Tom Cruise in a reboot of The Mummy

At the beginning of The Mummy a supposed Egyptian proverb appears on the screen asserting that we never die, but assume new forms and keep on living. I'm not sure if I agree with this bit of mumbo-jumbo, but if it were true I would have suggested that Universal track down the current living incarnations of Boris Karloff, Karl Freund, and Jack Pierce (the star, director and make-up artist of the 1932 Universal classic), and perhaps this movie might have had a chance to succeed. Helmed by Alex Kurtzman, written by at least five credited writers, and starring a miscast Tom Cruise, this current reboot is a mess.
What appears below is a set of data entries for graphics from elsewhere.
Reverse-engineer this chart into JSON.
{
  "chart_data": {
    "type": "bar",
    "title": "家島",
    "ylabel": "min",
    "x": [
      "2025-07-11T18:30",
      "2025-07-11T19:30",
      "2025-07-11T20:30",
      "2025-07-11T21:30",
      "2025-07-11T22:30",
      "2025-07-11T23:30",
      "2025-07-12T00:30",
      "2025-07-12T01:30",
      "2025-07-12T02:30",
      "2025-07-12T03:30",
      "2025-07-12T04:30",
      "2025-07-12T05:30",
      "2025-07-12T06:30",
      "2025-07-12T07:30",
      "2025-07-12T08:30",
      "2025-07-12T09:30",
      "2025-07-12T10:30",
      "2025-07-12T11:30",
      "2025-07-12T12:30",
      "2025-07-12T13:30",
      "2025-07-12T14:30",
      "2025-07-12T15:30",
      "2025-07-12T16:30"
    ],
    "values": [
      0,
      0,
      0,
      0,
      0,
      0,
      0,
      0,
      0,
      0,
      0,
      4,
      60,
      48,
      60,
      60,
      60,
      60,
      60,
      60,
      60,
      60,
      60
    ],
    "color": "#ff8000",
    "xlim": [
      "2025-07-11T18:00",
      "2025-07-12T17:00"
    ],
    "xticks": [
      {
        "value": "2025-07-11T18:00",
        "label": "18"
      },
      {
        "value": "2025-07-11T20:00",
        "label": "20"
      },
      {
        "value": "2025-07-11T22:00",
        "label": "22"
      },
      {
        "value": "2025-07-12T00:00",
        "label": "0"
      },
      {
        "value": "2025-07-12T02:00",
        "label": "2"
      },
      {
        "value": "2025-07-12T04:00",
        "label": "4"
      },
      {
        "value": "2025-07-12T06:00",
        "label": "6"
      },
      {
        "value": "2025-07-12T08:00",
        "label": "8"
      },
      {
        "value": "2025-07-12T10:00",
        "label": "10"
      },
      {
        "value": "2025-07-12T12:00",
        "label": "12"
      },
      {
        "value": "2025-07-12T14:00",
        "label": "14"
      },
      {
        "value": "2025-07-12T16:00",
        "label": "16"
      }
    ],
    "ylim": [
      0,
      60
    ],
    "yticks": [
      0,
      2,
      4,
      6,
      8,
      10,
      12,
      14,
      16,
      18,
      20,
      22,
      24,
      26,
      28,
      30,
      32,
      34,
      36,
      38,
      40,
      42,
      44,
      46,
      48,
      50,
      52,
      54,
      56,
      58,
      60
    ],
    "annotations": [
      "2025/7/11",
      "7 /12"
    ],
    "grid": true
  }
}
Since apparently you can't keep a good mummy buried, in this go-around Karloff's original Imhotep has transgendered into pharaoh's daughter Ahmanet (Sofia Boutella), a dangerous girl with mysterious tattoos and a notion that Tom Cruise is her long-lost lover.  In her quest to recapture her rapture, she engineers a number of nasty events including a spectacular airplane crash, perhaps the highlight of the film.  It's all downhill from here as Ahmanet's kiss of death turns a number of mortals into her evil zombie minions. Most of them look sore that they landed in this turkey and not featured in the next season of The Walking Dead.
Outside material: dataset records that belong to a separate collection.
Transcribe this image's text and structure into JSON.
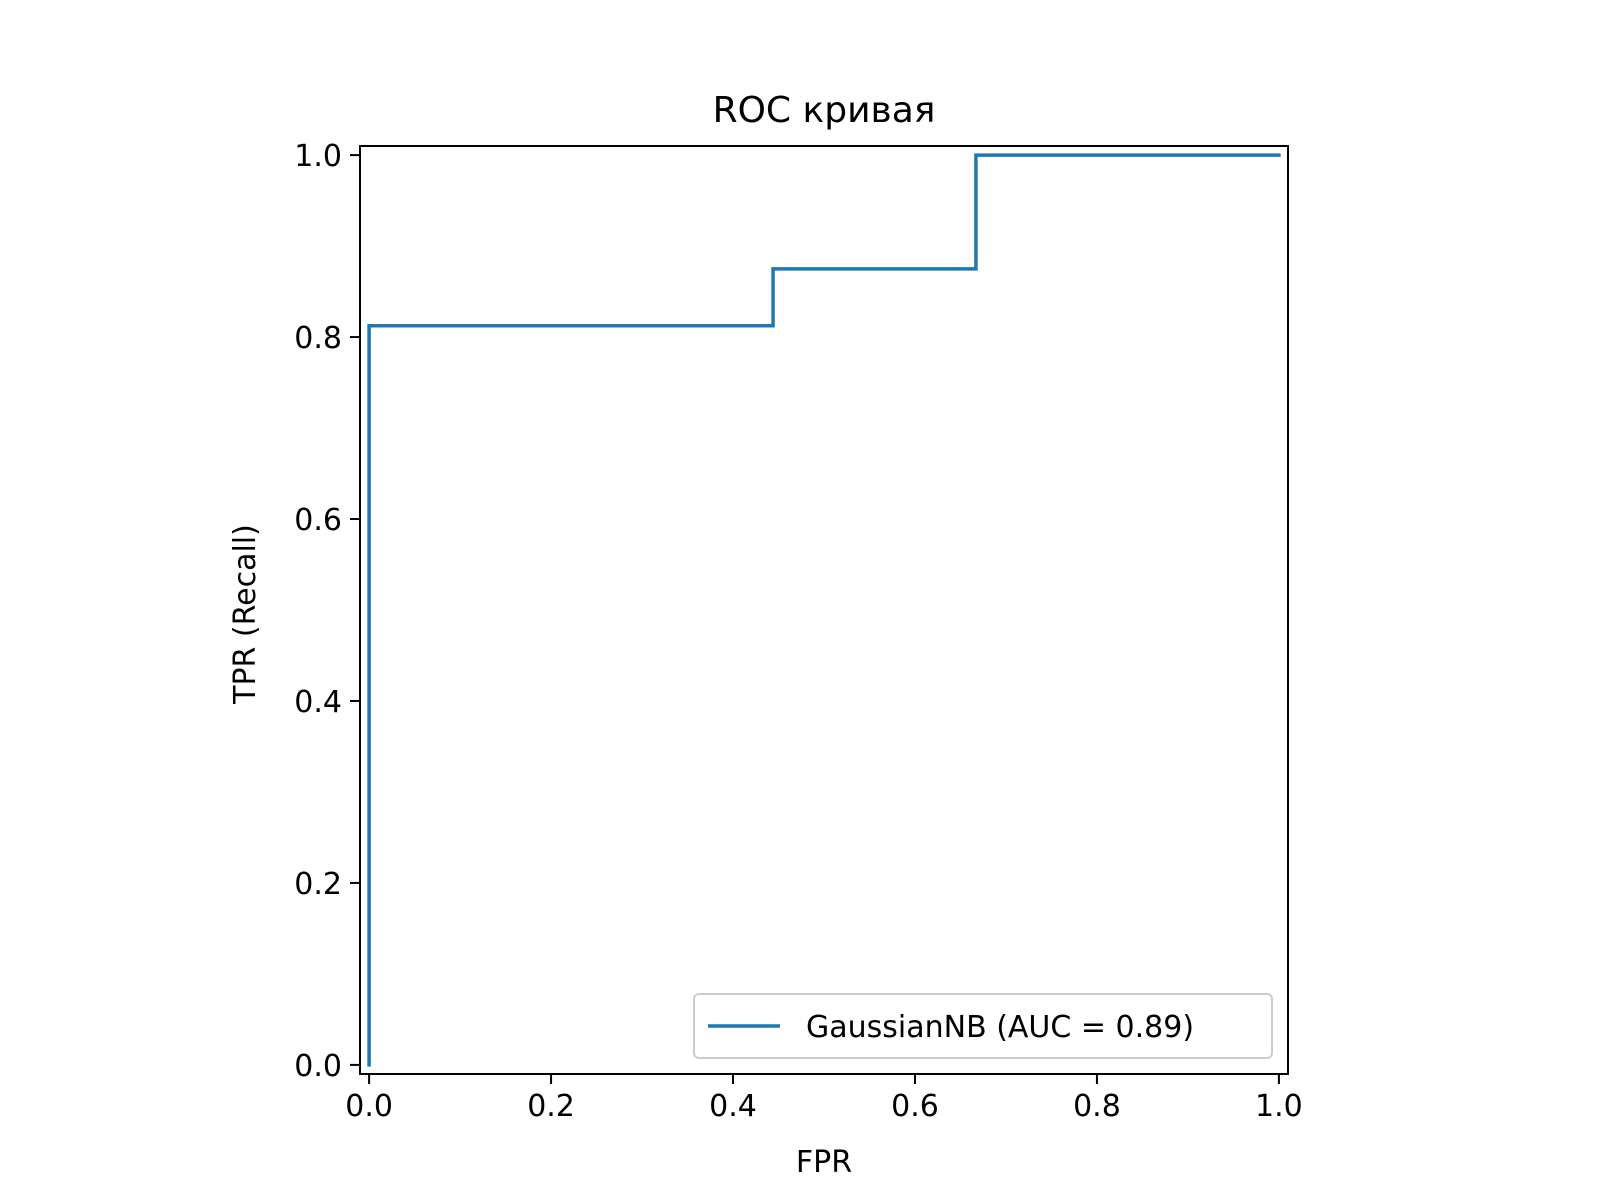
{
  "chart_data": {
    "type": "line",
    "title": "ROC кривая",
    "xlabel": "FPR",
    "ylabel": "TPR (Recall)",
    "xlim": [
      -0.01,
      1.01
    ],
    "ylim": [
      -0.01,
      1.01
    ],
    "xticks": [
      0.0,
      0.2,
      0.4,
      0.6,
      0.8,
      1.0
    ],
    "xtick_labels": [
      "0.0",
      "0.2",
      "0.4",
      "0.6",
      "0.8",
      "1.0"
    ],
    "yticks": [
      0.0,
      0.2,
      0.4,
      0.6,
      0.8,
      1.0
    ],
    "ytick_labels": [
      "0.0",
      "0.2",
      "0.4",
      "0.6",
      "0.8",
      "1.0"
    ],
    "grid": false,
    "legend_position": "lower-right",
    "series": [
      {
        "name": "GaussianNB (AUC = 0.89)",
        "color": "#1f77b4",
        "x": [
          0.0,
          0.0,
          0.0,
          0.444,
          0.444,
          0.667,
          0.667,
          1.0
        ],
        "y": [
          0.0,
          0.0625,
          0.8125,
          0.8125,
          0.875,
          0.875,
          1.0,
          1.0
        ]
      }
    ]
  }
}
What really stinks about this reboot is that this film is merely an introduction to a new universe. Does every popular film coming out of Hollywood these days have to be pigeon-holed into an imaginary universe?  Apparently, the answer is yes.  Universal's answer to Marvel and DC is to resurrect their monster intellectual properties from the 1930s and re-vamp them into a milieu called Dark Universe. Hence the unnecessary appearance in this film of Russell Crowe as Dr. Jekyll and his doppelgänger Mr. Hyde, a monster who, curiously enough, was never a part of the Universal family, and whose greatest appearance was for Paramount Pictures in Fredric March's Oscar winning pre-Code classic.

I will end this review with A.O. Scott's insightful comment about this movie in the New York Times.  "It will be argued that this one was made not for the critics but for the fans. Which is no doubt true. Every con game is played with suckers in mind."